Skinning the Future of Technology with Philips and E-Paper


Philips has been working on a new, full color e-paper technology that uses only ambient light, and gives the effect of paints on paper. This new technology will not be used as you might think–it won’t be found in the next Kindle, Nook or e-reader.  It won’t be used to create newspapers or e-readers or magazines, not yet anyway.  Philips plans on leveraging the new technology in a unique and pretty cool new way: using it to skin electronic devices.

Customizing Your Cell Phone

One of the first applications will be for skinning your cell phone.  That is, the outside of the device will be coated with this special e-paper, and then you can decide on how it will look depending on your mood, ambient lighting, or whether or not you want it to match your outfit for that day.  It takes the idea of customizing your appliances to a whole new level.

According to Philips, you can download patterns, textures or just chose a color and press a button. The e-paper around the device updates itself automatically, and since it uses traditional e-paper it can last for a long amount of time without wasting the battery on your cellphone.  Since it doesn’t use backlighting, it will look just like the cellphone had been painted with that pattern, texture or color.

Scaling Up

Even though the initial application will be towards smaller devices, like MP3 players and cell phones, Philips says that the technology can easily scale upwards, and be used in wall-paper for rooms, allowing you to change the wall-paper pattern in your house without re-papering or painting the walls.
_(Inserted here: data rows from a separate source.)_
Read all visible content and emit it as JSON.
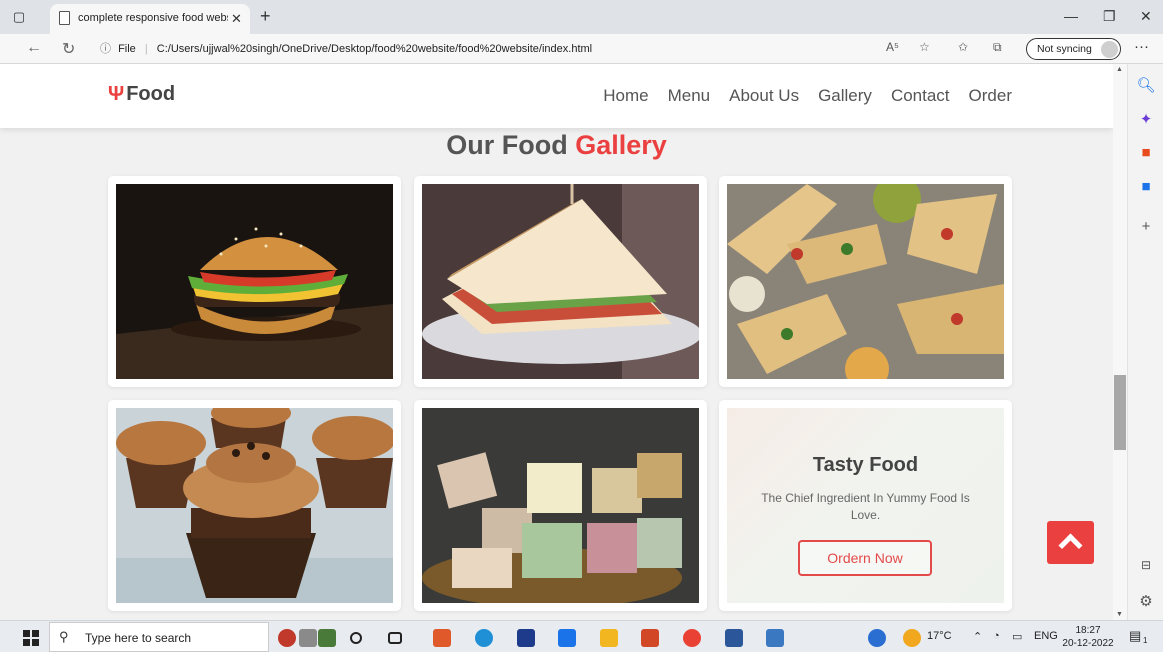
{
  "browser": {
    "tab_title": "complete responsive food websi",
    "tab_close": "✕",
    "new_tab": "+",
    "url_prefix": "File",
    "url": "C:/Users/ujjwal%20singh/OneDrive/Desktop/food%20website/food%20website/index.html",
    "read_aloud": "A⁵",
    "profile_label": "Not syncing",
    "more": "···"
  },
  "site": {
    "logo_text": "Food",
    "nav": [
      "Home",
      "Menu",
      "About Us",
      "Gallery",
      "Contact",
      "Order"
    ],
    "gallery_title_main": "Our Food",
    "gallery_title_accent": "Gallery",
    "promo": {
      "title": "Tasty Food",
      "text": "The Chief Ingredient In Yummy Food Is Love.",
      "button": "Ordern Now"
    },
    "images": [
      "burger",
      "sandwich",
      "wraps",
      "cupcakes",
      "fudge"
    ]
  },
  "taskbar": {
    "search_placeholder": "Type here to search",
    "temperature": "17°C",
    "language": "ENG",
    "time": "18:27",
    "date": "20-12-2022",
    "notification_count": "1"
  },
  "colors": {
    "accent": "#ea4040",
    "text": "#555555"
  }
}
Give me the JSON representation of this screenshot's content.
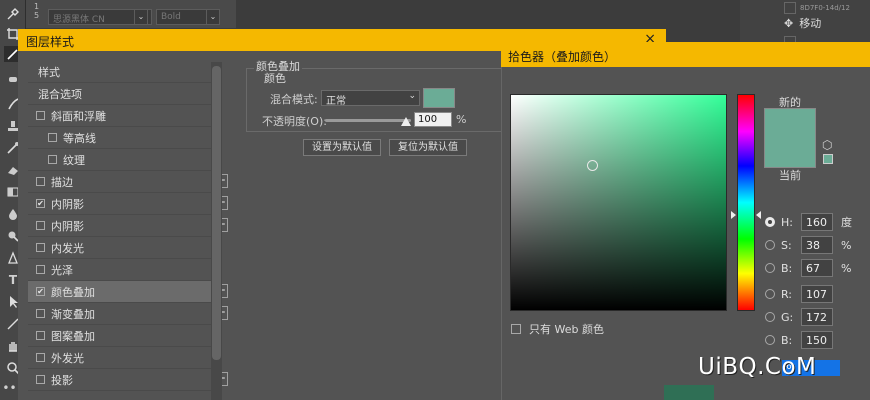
{
  "options_bar": {
    "digits": "1 5",
    "font_family": "思源黑体 CN",
    "font_style": "Bold"
  },
  "right_panel": {
    "item_label": "移动",
    "item_small": "8D7F0-14d/12"
  },
  "layer_style": {
    "title": "图层样式",
    "close": "×",
    "list": [
      {
        "label": "样式",
        "checkbox": false,
        "checked": false,
        "plus": false,
        "indent": false,
        "active": false
      },
      {
        "label": "混合选项",
        "checkbox": false,
        "checked": false,
        "plus": false,
        "indent": false,
        "active": false
      },
      {
        "label": "斜面和浮雕",
        "checkbox": true,
        "checked": false,
        "plus": false,
        "indent": false,
        "active": false
      },
      {
        "label": "等高线",
        "checkbox": true,
        "checked": false,
        "plus": false,
        "indent": true,
        "active": false
      },
      {
        "label": "纹理",
        "checkbox": true,
        "checked": false,
        "plus": false,
        "indent": true,
        "active": false
      },
      {
        "label": "描边",
        "checkbox": true,
        "checked": false,
        "plus": true,
        "indent": false,
        "active": false
      },
      {
        "label": "内阴影",
        "checkbox": true,
        "checked": true,
        "plus": true,
        "indent": false,
        "active": false
      },
      {
        "label": "内阴影",
        "checkbox": true,
        "checked": false,
        "plus": true,
        "indent": false,
        "active": false
      },
      {
        "label": "内发光",
        "checkbox": true,
        "checked": false,
        "plus": false,
        "indent": false,
        "active": false
      },
      {
        "label": "光泽",
        "checkbox": true,
        "checked": false,
        "plus": false,
        "indent": false,
        "active": false
      },
      {
        "label": "颜色叠加",
        "checkbox": true,
        "checked": true,
        "plus": true,
        "indent": false,
        "active": true
      },
      {
        "label": "渐变叠加",
        "checkbox": true,
        "checked": false,
        "plus": true,
        "indent": false,
        "active": false
      },
      {
        "label": "图案叠加",
        "checkbox": true,
        "checked": false,
        "plus": false,
        "indent": false,
        "active": false
      },
      {
        "label": "外发光",
        "checkbox": true,
        "checked": false,
        "plus": false,
        "indent": false,
        "active": false
      },
      {
        "label": "投影",
        "checkbox": true,
        "checked": false,
        "plus": true,
        "indent": false,
        "active": false
      }
    ],
    "color_overlay": {
      "legend": "颜色叠加",
      "sub_legend": "颜色",
      "blend_mode_label": "混合模式:",
      "blend_mode": "正常",
      "opacity_label": "不透明度(O):",
      "opacity": "100",
      "opacity_fraction": 1.0,
      "opacity_unit": "%",
      "swatch_color": "#6bac96",
      "set_default": "设置为默认值",
      "reset_default": "复位为默认值"
    }
  },
  "color_picker": {
    "title": "拾色器（叠加颜色）",
    "new_label": "新的",
    "current_label": "当前",
    "new_color": "#6bac96",
    "current_color": "#6bac96",
    "hsb": {
      "h": {
        "key": "H:",
        "value": "160",
        "unit": "度",
        "selected": true
      },
      "s": {
        "key": "S:",
        "value": "38",
        "unit": "%",
        "selected": false
      },
      "b": {
        "key": "B:",
        "value": "67",
        "unit": "%",
        "selected": false
      }
    },
    "rgb": {
      "r": {
        "key": "R:",
        "value": "107",
        "selected": false
      },
      "g": {
        "key": "G:",
        "value": "172",
        "selected": false
      },
      "b": {
        "key": "B:",
        "value": "150",
        "selected": false
      }
    },
    "web_only_label": "只有 Web 颜色",
    "hex_partial": "6"
  },
  "watermark": {
    "text": "UiBQ.CoM"
  }
}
They also mention using this with ambient technology, combining it’s use with LED’s and OLED’s.  OLED lights will be used to set the right, ambient lighting in the room, and then all of the e-paper coated applications can change their skins to match the lighting.

One example is using it in a hospital, where the lighting is used to make the patient feel welcomed and the room inviting.  The e-paper would be used to coat the MRI machine, the walls and other bits of technology, creating a cohesive, inviting and entertaining atmosphere.

How it Works

We all know how regular e-ink technology works– by suspending particles in a solution and then changing the color of the particle based on a charge.  A positive charge would turn it to either black or white, and the opposite happens for a negative charge. Philips has turned this technology sidewise, using something they call in-plane electrophoresis.  They apply the electrical charge parallel to the particle, rather than perpendicular.  This allows many different colors to rise to a particle, as well as turning it completely transparent, two things the current crop of e-paper technologies do not do.

This can allow for not just colored e-ink technology, but also using multiple planes of e-paper in a single device, to create a three dimensional effect and giving actual distance to an image.

When Can We Use it?

While we don’t have an exact launch date for when this technology will be hitting the shelves, we do know that Philips will be discussing it and showing the technology off first hand during this year’s International Display Workshop in Japan.  Even though Philips doesn’t plan on porting this technology to traditional e-ink and e-paper applications (like advertising or e-readers), they will be licensing the technology to third party technological partners.

How else do you think this technology can be used?